I have been gone for a while the last time I posted was at the beginning of the month. It has actually been a hard month for me because I have been questioning if the path I'm on is the right one and if I heard the Lord correctly in regards to the plans and direction I believe He is having me go on.
I know I'm always talking about following your dreams and keeping on fighting for it and honestly at first I felt like me writing this would make me look like a fake but I realized as I keep writing that it shows that I can talk about this because I have lived both sides.
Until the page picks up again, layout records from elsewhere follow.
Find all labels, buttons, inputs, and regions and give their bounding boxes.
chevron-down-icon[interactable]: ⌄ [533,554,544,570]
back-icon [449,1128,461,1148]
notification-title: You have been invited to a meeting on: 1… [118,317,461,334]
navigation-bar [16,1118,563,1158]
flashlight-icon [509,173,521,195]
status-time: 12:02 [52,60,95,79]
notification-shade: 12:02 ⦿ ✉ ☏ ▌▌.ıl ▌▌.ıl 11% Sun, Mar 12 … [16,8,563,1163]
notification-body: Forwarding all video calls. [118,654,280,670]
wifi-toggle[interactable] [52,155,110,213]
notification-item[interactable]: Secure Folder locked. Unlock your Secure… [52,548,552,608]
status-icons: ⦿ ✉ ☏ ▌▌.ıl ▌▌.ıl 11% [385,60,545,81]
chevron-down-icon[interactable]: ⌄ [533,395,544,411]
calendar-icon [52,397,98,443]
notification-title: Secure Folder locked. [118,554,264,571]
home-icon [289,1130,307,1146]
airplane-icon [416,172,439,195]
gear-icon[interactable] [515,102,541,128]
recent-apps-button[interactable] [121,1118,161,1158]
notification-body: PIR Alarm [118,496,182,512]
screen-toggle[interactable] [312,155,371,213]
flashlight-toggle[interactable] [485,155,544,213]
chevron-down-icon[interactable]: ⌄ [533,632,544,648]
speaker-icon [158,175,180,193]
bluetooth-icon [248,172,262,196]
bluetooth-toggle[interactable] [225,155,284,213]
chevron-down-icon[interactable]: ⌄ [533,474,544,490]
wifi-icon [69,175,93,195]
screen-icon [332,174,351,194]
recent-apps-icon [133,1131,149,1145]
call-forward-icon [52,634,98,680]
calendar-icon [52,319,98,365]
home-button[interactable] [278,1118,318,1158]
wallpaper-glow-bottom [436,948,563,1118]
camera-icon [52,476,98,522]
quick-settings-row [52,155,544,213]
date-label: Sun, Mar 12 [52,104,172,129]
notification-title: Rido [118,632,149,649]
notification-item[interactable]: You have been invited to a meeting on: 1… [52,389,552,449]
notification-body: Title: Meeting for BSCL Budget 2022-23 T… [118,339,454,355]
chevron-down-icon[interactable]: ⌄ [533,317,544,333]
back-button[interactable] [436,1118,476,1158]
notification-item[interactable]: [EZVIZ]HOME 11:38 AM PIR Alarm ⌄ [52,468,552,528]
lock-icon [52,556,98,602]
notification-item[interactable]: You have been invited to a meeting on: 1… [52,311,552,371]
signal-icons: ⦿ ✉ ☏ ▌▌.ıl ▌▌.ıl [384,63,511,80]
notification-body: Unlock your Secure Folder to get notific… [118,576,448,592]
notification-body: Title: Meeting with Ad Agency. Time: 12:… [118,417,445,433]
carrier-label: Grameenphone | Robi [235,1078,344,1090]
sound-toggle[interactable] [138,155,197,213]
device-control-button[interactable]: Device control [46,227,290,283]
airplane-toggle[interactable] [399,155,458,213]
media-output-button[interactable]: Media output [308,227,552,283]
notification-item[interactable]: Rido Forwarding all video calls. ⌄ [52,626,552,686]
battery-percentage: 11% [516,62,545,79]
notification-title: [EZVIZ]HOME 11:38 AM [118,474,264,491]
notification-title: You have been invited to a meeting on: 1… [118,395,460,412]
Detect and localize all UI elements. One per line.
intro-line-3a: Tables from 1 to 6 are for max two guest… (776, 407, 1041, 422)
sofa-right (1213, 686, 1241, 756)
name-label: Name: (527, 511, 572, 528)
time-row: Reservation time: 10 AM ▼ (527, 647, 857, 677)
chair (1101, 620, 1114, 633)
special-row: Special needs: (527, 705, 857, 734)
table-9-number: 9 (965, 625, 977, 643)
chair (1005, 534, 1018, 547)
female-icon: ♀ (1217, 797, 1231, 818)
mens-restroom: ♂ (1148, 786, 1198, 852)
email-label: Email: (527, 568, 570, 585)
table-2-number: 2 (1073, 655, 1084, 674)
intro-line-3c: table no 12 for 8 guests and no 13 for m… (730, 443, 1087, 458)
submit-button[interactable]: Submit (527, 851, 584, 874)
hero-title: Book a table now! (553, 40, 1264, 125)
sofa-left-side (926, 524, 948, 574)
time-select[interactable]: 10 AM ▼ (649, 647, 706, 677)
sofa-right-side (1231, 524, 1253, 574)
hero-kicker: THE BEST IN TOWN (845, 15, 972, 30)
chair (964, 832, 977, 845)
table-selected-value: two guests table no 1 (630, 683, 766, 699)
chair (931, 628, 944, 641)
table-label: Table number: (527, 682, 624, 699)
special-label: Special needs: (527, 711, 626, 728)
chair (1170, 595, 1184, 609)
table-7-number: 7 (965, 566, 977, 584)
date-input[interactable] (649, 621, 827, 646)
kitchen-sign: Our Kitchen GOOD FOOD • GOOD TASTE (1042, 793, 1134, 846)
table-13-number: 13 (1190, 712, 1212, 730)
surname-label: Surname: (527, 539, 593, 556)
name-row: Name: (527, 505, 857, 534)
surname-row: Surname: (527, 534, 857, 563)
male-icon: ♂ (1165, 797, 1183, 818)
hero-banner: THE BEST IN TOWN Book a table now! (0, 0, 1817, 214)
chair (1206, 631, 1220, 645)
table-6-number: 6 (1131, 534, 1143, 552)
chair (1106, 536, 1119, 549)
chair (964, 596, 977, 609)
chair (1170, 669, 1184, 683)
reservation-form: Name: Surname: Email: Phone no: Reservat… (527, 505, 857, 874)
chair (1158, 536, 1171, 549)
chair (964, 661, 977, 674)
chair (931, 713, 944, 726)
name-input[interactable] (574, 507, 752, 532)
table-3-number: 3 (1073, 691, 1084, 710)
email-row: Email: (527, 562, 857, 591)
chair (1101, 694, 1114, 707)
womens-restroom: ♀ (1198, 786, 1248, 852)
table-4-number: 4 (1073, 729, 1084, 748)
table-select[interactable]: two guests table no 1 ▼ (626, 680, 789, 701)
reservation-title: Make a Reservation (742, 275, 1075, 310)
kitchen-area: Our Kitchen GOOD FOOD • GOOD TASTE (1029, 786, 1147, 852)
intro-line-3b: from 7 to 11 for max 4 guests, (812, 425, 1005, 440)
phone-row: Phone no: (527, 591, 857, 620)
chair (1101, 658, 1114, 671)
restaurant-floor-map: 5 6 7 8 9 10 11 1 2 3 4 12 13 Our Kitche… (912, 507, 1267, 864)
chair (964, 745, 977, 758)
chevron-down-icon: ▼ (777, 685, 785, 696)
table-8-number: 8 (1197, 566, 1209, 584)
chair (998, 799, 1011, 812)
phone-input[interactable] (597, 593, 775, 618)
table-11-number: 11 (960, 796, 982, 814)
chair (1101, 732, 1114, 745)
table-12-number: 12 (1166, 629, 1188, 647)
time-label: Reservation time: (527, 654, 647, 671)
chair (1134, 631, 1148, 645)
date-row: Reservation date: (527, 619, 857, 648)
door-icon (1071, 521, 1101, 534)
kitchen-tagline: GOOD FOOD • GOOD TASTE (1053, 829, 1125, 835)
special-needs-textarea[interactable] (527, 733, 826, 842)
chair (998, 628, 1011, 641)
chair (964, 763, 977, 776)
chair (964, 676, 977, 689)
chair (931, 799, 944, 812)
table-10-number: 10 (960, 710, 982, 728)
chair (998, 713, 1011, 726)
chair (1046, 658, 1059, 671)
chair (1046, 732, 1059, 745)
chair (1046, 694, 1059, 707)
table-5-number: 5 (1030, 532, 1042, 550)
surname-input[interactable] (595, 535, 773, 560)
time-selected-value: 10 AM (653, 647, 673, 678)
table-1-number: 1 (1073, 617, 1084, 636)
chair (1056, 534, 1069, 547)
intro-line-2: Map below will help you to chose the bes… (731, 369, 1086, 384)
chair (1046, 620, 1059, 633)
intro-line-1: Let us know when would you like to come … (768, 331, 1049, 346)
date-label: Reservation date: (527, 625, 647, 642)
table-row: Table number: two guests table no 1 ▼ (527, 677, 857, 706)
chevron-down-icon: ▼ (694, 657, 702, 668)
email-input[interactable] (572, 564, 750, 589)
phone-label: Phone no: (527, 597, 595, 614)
And every time I learn something new I will always share for others to be able to read but for me to be able to go back to and read when I start to feel down.
However this last month it hasn't been that easy to do that!
I have been seriously thinking about giving up and settling down and doing something that is good enough because of a couple of reasons
1) I'm a big picture kind of girl:
Meaning I usually only look at the big picture and forget that it takes a lot of little details, smaller pictures, to get there. So I get kind of frustrated when the big picture doesn't happen like a week later(obviously that does not happen).
2) I'm still not fluent in positive self esteem:
Most of my life I have never done anything I wanted or loved because I feared messing up, I feared not being good enough, and felt I didn't deserve the good things. Over the years I have been learning, seeing and believing in God but I can't say that my self esteem is 100%
3) I have been making this about me:
I have focused a lot of this dream on me. How I am going to do it? If it's not working the way I thought, what am I doing wrong? And unfortunately have not been putting faith in God.
All these reason (and probably a couple of more) have made me super unmotivated and I have not been wanting to post so I wouldn't feel like I was faking a good time on Instagram or like I actually had been doing it reading something worth mentioning or that's inspiring on here and YouTube and portraying something I'm not feeling. But this past week I had two encounters with God that answered my prayers but also called me out.
The first encounter was after a day where I felt defeated and prayed to God to answer me and He had me read
Jeremiah 17:7-8 "Blessed is the man who trusts in the Lord, whose trust is the Lord. He is like a tree planted by water, that sends out its roots by the stream, and does not fear when heat comes, for its leaves remain green, and is not anxious in the year of drought, for it does not cease to bear fruit."
This verse gave me so much faith and was the answer to my prayer that night.
Now my second encounter with God was just as good, necessary, and is the one that made me most aware of the change I need to make.
I was watching a video from one of my favorite youtubers who for the first time had made a video saying he is a Christian. And watching this video he talked about how before he would make video to make others jealous of his life but since coming to Christ his reason for making videos is different he wants to spread love and have Jesus shine through him in his videos. This touched me because that is what I want with my channel,blog, and social medias and while listening the Lord put this verse on my heart
“But seek first the kingdom of God and his righteousness, and all these things will be added to you.”
This hit me because the truth is like I explained earlier I have my been seeking the kingdom like I should. I have been so involved with me that I have not been seeking God as well as I know I should.
So I have gone ghost for a while.
But that's going to change. The Lord is not letting me give up and I am putting all my faith in Him. I want to seek Him, love, learn, follow, and be changed by Him.
I want my life to be a really life representation of what my life's vision is
To have a free, beautiful, and inspiring life that exudes God's joy, love, peace, and truth, full of adventure and pure trust in God.